Female (juvenile, Initial Phase) Bullethead Parrotfish have a light reddish brown head and forebody, with a darker mid and rear body.
Older juveniles will have a dark tail with 3 or 4 vertical rows of white spots, and younger juveniles will have a white tail fin and tail fin base, with a large dark spot on the tail fin base.
Bullethead Parrotfish can grow to 40 cm, and feed on bottom dwelling algae.

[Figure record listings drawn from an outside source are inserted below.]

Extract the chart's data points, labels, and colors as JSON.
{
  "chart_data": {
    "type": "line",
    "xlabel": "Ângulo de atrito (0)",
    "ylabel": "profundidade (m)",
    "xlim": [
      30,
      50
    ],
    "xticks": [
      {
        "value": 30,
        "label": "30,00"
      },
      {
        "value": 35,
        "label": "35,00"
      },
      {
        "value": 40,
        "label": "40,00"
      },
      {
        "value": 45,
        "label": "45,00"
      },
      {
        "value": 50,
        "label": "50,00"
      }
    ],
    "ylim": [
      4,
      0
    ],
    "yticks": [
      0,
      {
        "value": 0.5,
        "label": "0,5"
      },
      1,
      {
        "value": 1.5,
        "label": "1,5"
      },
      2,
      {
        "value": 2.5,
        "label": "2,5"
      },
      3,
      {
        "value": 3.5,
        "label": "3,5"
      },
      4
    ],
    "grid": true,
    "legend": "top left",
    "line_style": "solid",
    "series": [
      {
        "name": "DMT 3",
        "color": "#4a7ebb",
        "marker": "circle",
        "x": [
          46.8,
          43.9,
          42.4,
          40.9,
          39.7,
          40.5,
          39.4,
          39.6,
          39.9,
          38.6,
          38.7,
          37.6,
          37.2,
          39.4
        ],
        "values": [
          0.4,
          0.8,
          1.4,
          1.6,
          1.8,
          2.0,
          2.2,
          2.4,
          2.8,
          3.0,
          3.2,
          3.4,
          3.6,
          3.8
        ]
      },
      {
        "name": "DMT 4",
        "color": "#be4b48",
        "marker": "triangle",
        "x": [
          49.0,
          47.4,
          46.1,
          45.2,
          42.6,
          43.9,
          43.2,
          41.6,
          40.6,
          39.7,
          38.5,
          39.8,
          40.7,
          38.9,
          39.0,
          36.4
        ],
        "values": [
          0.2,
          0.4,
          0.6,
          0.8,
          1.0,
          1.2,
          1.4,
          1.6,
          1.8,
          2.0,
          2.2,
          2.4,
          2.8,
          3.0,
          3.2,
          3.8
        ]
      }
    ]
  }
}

Juveniles and individuals in the initial phase can form large schools which migrate great distances between feeding and sleeping grounds.
Chlorurus troschelii @ Koh Haa
The adult (male, Terminal Phase) Greenhead Parrotfish, also known as Troschel's parrotfish has a green body with pink to lavender scale edges gradating to blush on lower body.
The upper head is green, and there is a large pale patch on the cheek which extends to the lower head. There is a dark band from the corner of the mouth through the eye.
Juveniles (females, Initial Phase) have a dark grey-brown to black body, with three to four pale yellow bars.
The adult Greenhead Parrotfish grows to 35 cm and can be found in areas with high coral cover.
Female Cetoscarus ocellatus @ Koh Haa
Male (Terminal Phase) Bicolour Parrotfish grow to 80 cm and are green with pinkish red spots and lines on the head and a pinkish line from the mouth to the belly.
The larger body scale margins are pinkish and there are also pinkish bands and streaks on the fins.
Female (Initial Phase) Bicolour Parrotfish have a dark head and greenish body, with dark green scale margins and a lighter green back. The iris is orange.
Juvenile Cetoscarus ocellatus @ Koh Haa
Juvenile Bicolour Parrotfish have a white body, with a thick orange band around the head, a black ocellated spot with a yellow margin on the dorsal fin and broad orange submarginal band on the tail.